The pandemic has also disrupted prison monitoring programmes, making it difficult to assess whether appropriate steps have been taken to protect the life and health of prisoners and to document any wrongdoing.

Policing and COVID-19

In response to the threat of COVID-19 to public health, countries around the world have dramatically increased police powers, implemented new criminal laws and established widespread digital surveillance regimes. Many of these new emergency powers and laws have been rushed in with little or no democratic scrutiny, have no time limit, and may continue to be in force long after COVID-19 ceases to be a serious threat to public health.

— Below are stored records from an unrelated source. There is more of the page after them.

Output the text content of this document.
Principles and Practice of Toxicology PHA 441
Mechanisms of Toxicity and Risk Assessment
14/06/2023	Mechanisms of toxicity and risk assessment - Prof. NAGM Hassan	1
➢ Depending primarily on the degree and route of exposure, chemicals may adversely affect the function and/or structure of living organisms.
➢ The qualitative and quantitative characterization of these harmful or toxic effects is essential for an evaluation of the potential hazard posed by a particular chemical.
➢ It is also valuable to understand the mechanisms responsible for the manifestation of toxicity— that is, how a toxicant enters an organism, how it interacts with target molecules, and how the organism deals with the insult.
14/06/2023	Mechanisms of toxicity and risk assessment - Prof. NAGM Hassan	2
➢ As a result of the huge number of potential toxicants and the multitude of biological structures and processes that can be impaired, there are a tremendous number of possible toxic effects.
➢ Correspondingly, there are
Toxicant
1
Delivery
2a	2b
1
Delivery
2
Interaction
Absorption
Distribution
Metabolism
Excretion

This new – and often vaguely defined – authority has resulted in excessive policing and widespread criminalisation, with unlawful arrests, prosecutions and convictions for alleged COVID-19 related offences. Law enforcement have also given out millions of fines and other out of court disposals, which have forced many people into severe hardship in already very challenging financial circumstances. In light of these events, Fair Trials and the Europe-wide network of civil society organisations JUSTICIA have issued a statement against the disproportionate use of criminalisation and called for the review of all charges, convictions and fines in relation to alleged COVID-19 offences.

States have also hurriedly implemented widespread surveillance initiatives, such as ‘contact-tracing’ apps which track people’s movements, location and contact with others, or other mobile phone tracking. In many countries, these have been brought in without sufficient transparency, effective safeguards against abuse or remedies. This information could be used in relation to new COVID-19 criminal offences, and potentially in other criminal investigations or proceedings. Fair Trials has produced a guide to assist criminal defence lawyers in challenging the use of this data in criminal proceedings.

The misuse and abuse of these new extended powers and new criminal offences, alongside opaque and unaccountable surveillance measures, undermine the rule of law and fairness in the criminal justice system. Many of these powers are excessive, unnecessary and disproportionate, and may infringe the right to a fair trial.